I was NOT as careful about easing the yarn onto the warp threads as I should have been, so my cloth got all scrunched up in weird areas. This necessitated about an hour of sweating, panting, and basically combing and scrunching, pulling and tugging this piece all over the place. I finally got it to where I want it, and it was worth it, but paying attention to begin with would have been much nicer. Practice with a smaller piece if you intend to do the larger ones, so you know what I'm talking about with this. :p

















The loopy/peg ends.
For this, I took the loop off the leftmost peg and placed it over the next peg. Lifted the loop off that peg, placed it over the next, and so on. I removed the pegs as I went.

What was left is this very loosely chained edging, but I worked that out, as well.
















The warp threads, cut ends. Looks intimidating, huh? It's not that bad, I promise.
















So yeah... This needs some serious work. I want my stripes to be more even instead of curvy, and I want my fabric to lie flat.
















It doesn't look as bad from above as it does from the side, but you can see by the wavy lines that it's nowhere close to being even.

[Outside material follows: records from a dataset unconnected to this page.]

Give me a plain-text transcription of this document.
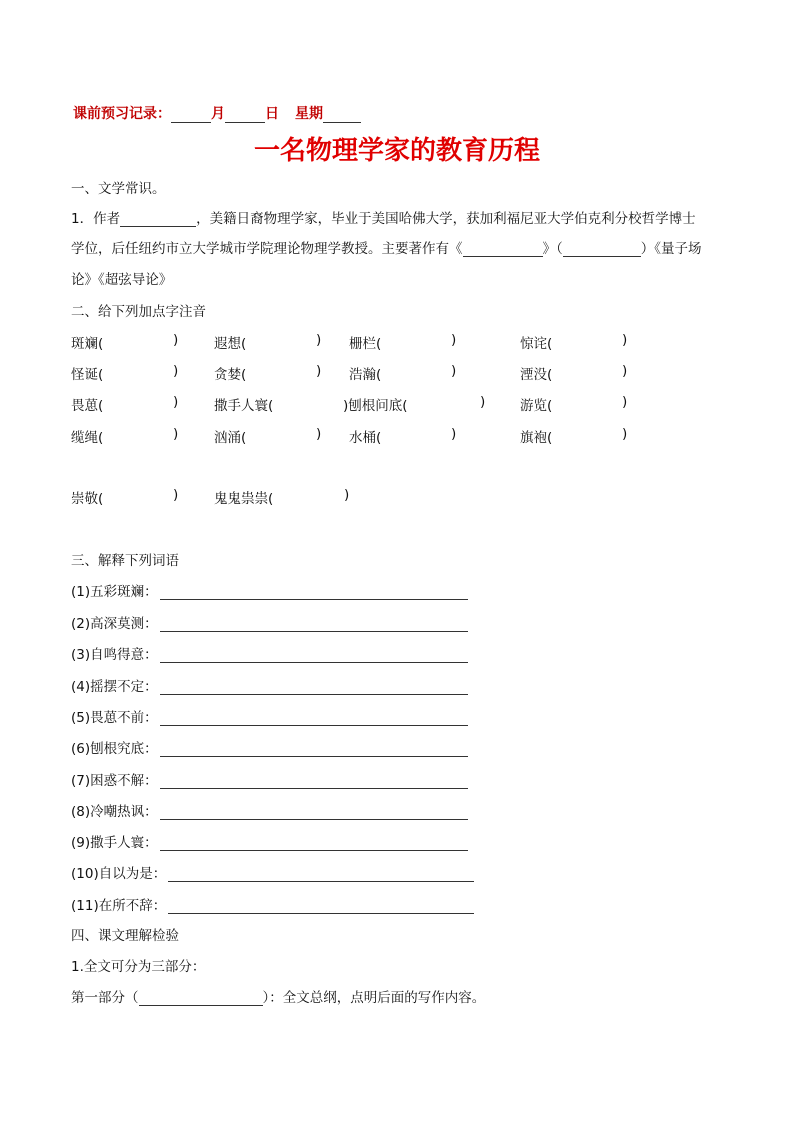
课前预习记录：	月	日 星期
一名物理学家的教育历程
一、文学常识。
1．作者	，美籍日裔物理学家，毕业于美国哈佛大学，获加利福尼亚大学伯克利分校哲学博士
学位，后任纽约市立大学城市学院理论物理学教授。主要著作有《	》（	）《量子场
论》《超弦导论》
二、给下列加点字注音
斑斓(	)	遐想(	) 栅栏(	)	惊诧(	)
怪诞(	)	贪婪(	) 浩瀚(	)	湮没(	)
畏葸(	)	撒手人寰(	)刨根问底(	)	游览(	)
缆绳(	)	汹涌(	) 水桶(	)	旗袍(	)
崇敬(	)	鬼鬼祟祟(	)
三、解释下列词语
(1)五彩斑斓：
(2)高深莫测：
(3)自鸣得意：
(4)摇摆不定：
(5)畏葸不前：
(6)刨根究底：
(7)困惑不解：
(8)冷嘲热讽：
(9)撒手人寰：
(10)自以为是：
(11)在所不辞：
四、课文理解检验
1.全文可分为三部分：
第一部分（	）：全文总纲，点明后面的写作内容。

 But it's okay... I fixed it.


















Here's that nice, clean edge I was talking about.
The way you get this is to start with the leftmost loop and the leftmost bottom threads. You're going to hold the loop as you carefully tug on the bottom threads together, until the loop rests loosely against the top of the work. Ease the next loop through as you go, if you need to, so it doesn't get caught when you tighten the first threads.  Repeat this process with each thread, in order, being careful not to tug too hard on the cut ends, as that will result in a wavy finish.

At the very end of the finished edge, pull the weaving end through the last loop, tighten that loop, then weave in the end. Practice will make the edge more even, but I think it's a decent second try, if I do say so myself.




















Much flatter and nicer, and by the time I straightened everything out, the piece was a little wider and a good bit longer, which was perfect. 




















If you compare this shot to the one above, you'll notice that the cut ends are a bit shorter than when I started and that the waviness is much more contained. :)
















Moment of truth... does it fit??? (because, you know, I'm a total slacker and didn't measure any of this, just kinda eyeballed it.)  Laptop on, cloth folded over...
















And there's enough for a flap! SCORE!!! *the crowd goes wild*

 













.
Once this is sewn up, it should be PERFECT.  Right side of bag.

















Left side of bag.

















Now I just need a strap and I'm good! I THINK I have enough yarn left to make a short one, which is fine, because I'm short. :)

I'll post pics of the final bag once it's sewn up and I've macramed the warp threads, beaded the trailing warp threads of the strap, and loaded it up. :) Hopefully that will happen sooner, rather than later.